Radiomics nomogram for preoperative prediction of progression-free survival using diffusion-weighted imaging in patients with muscle-invasive bladder cancer

Bladder Cancer

Eur J Radiol. 2020 Aug 26;131:109219. doi: 10.1016/j.ejrad.2020.109219. Online ahead of print.


PURPOSE: To develop a radiomics signature using diffusion-weighted imaging (DWI) for predicting progression-free survival (PFS) in muscle-invasive bladder cancer (MIBC) patients and to assess its incremental value over traditional staging system.

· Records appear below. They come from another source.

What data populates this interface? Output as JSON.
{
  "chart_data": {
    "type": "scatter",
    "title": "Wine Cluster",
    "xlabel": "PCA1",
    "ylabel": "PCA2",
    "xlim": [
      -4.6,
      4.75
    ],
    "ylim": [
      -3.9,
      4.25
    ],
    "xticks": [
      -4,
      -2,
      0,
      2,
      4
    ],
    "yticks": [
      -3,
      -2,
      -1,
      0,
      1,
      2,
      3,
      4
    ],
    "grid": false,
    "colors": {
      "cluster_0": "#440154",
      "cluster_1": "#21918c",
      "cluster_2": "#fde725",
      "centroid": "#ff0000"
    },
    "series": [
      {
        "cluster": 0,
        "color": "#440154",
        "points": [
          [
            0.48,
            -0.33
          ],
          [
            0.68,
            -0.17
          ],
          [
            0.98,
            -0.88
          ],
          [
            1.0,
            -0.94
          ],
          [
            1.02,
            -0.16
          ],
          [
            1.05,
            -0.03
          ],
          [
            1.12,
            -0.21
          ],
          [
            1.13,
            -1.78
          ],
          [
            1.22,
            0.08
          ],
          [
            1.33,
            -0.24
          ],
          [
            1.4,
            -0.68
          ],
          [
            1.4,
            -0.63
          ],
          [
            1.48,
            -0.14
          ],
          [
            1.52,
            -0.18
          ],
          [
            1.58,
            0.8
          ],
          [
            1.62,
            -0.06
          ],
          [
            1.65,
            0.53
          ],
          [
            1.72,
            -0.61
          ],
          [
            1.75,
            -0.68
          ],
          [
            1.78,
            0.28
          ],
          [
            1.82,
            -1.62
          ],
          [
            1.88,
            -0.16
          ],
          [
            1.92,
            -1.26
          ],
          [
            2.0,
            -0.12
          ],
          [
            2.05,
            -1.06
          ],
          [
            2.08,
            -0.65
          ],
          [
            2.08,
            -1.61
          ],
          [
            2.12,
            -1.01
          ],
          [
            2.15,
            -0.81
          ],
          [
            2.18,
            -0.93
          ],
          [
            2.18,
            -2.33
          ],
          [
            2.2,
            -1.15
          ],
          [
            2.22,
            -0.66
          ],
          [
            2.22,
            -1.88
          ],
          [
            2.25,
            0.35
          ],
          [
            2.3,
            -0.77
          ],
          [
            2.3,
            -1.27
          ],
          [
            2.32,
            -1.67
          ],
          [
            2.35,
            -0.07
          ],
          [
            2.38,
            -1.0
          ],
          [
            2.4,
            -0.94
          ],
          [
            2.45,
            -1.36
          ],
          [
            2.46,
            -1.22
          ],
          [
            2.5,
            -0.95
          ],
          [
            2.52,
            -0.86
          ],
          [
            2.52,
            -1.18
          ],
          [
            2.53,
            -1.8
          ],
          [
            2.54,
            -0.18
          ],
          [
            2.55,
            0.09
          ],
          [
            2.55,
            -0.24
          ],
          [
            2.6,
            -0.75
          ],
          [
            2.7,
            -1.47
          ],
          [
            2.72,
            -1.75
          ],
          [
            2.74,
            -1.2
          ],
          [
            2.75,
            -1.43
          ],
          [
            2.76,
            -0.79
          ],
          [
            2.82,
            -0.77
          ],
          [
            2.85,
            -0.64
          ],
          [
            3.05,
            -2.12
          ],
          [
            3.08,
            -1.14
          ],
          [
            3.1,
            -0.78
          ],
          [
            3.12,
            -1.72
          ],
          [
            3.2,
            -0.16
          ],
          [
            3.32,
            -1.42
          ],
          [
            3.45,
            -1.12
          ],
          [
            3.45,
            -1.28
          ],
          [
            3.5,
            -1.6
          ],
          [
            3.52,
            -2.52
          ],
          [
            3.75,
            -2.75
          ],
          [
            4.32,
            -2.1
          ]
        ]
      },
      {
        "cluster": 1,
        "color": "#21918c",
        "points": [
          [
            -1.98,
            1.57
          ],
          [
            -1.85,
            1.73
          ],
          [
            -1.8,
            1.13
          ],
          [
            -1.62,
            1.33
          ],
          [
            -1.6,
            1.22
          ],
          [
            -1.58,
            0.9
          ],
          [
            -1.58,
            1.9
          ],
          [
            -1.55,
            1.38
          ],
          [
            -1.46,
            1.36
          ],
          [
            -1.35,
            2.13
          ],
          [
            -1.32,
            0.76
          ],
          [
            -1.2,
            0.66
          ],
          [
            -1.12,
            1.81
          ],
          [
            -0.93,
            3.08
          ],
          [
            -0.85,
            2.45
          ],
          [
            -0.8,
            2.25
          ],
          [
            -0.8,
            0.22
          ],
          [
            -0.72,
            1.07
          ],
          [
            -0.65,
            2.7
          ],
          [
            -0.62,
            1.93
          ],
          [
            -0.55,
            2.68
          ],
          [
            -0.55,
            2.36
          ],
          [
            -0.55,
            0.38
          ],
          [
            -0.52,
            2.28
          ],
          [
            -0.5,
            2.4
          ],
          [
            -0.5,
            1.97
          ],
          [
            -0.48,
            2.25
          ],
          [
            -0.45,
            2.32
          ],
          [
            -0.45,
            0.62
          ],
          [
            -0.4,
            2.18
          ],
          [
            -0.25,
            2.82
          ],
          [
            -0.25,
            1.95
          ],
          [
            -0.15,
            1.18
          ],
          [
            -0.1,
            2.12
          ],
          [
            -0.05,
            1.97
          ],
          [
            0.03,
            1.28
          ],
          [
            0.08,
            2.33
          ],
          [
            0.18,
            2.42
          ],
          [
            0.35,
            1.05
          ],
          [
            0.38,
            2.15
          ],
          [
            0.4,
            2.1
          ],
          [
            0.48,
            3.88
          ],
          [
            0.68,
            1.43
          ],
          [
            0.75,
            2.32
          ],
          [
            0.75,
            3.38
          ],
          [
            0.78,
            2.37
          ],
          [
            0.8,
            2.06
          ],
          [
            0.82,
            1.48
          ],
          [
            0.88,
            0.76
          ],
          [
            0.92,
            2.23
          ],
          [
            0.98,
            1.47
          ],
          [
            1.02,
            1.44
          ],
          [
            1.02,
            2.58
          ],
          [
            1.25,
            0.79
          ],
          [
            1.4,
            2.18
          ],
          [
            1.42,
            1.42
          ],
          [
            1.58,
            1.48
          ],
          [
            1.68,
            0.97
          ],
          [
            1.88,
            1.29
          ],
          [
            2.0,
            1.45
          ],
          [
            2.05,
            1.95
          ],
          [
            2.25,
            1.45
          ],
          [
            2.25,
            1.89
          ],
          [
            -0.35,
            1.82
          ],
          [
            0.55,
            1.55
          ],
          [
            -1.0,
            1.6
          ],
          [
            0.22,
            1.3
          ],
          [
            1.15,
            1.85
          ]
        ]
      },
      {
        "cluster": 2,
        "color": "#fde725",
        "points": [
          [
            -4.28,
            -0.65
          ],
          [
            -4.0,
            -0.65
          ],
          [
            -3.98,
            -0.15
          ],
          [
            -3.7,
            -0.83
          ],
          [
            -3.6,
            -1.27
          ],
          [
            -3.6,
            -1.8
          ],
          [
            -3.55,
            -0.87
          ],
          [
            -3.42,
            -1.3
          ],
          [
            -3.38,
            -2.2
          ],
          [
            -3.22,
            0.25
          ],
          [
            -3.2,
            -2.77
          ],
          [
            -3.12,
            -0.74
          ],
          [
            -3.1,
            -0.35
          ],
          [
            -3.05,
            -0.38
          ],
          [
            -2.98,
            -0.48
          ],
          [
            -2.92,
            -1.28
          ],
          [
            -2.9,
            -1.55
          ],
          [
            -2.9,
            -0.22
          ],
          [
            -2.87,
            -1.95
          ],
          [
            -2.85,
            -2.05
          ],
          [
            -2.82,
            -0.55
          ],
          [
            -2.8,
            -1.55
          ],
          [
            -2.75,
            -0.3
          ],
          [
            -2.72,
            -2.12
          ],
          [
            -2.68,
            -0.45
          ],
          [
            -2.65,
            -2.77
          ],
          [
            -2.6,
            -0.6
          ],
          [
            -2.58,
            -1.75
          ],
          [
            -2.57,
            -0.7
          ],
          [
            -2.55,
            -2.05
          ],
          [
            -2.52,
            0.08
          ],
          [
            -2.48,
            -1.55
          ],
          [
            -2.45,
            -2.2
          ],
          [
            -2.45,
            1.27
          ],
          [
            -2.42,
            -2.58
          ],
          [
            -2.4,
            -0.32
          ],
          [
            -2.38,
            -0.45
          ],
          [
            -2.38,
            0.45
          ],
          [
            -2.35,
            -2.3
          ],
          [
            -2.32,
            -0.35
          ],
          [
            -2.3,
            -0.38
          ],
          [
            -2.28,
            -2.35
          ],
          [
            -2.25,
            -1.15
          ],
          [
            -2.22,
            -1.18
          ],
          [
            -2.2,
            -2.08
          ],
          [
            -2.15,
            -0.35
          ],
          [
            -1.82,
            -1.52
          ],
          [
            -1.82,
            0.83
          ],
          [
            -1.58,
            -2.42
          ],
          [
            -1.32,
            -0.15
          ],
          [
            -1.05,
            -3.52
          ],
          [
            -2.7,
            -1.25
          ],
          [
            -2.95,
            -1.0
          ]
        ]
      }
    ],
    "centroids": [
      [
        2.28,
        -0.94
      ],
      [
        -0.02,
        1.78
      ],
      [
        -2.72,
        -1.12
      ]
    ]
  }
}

METHOD: 210 MIBC patients undergoing preoperative DWI were enrolled. A radiomics signature was built using LASSO model. A radiomics nomogram was generated to assess the incremental value of the radiomics signature over existing risk factors in PFS estimation in terms of calibration, discrimination, reclassification and clinical usefulness. Kaplan-Meier analysis was used to assess the association of the radiomics signature with PFS. C-index was used as a discrimination measure. Net reclassification improvement (NRI) was calculated to evaluate the usefulness improvement added by the radiomics signature. Decision curve analysis was performed to evaluate the clinical usefulness of the nomograms.

RESULTS: The radiomics signature was significantly associated with PFS (log-rank P = 0.0073) and was independent with clinicopathological factors (P = 0.0004). The radiomics nomogram achieved better performance in PFS prediction (C-index: 0.702, 95 % confidence interval [CI]: 0.602, 0.802) than either clinicopathological nomogram (C-index: 0.682, 95 % CI: 0.575, 0.788) or radiomics signature (C-index: 0.612, 95 % CI: 0.493, 0.731), and achieved better calibration and classification (NRI: 0.226, 95 % CI: 0.016, 0.415, P = 0.038). Decision curve analysis demonstrated the better clinical usefulness of the radiomics nomogram.

CONCLUSIONS: The DWI-based radiomics signature was an independent predictor of PFS in MIBC patients. Combining the radiomics signature, clinical staging and other clinicopathological factors achieved better performance in individual PFS prediction.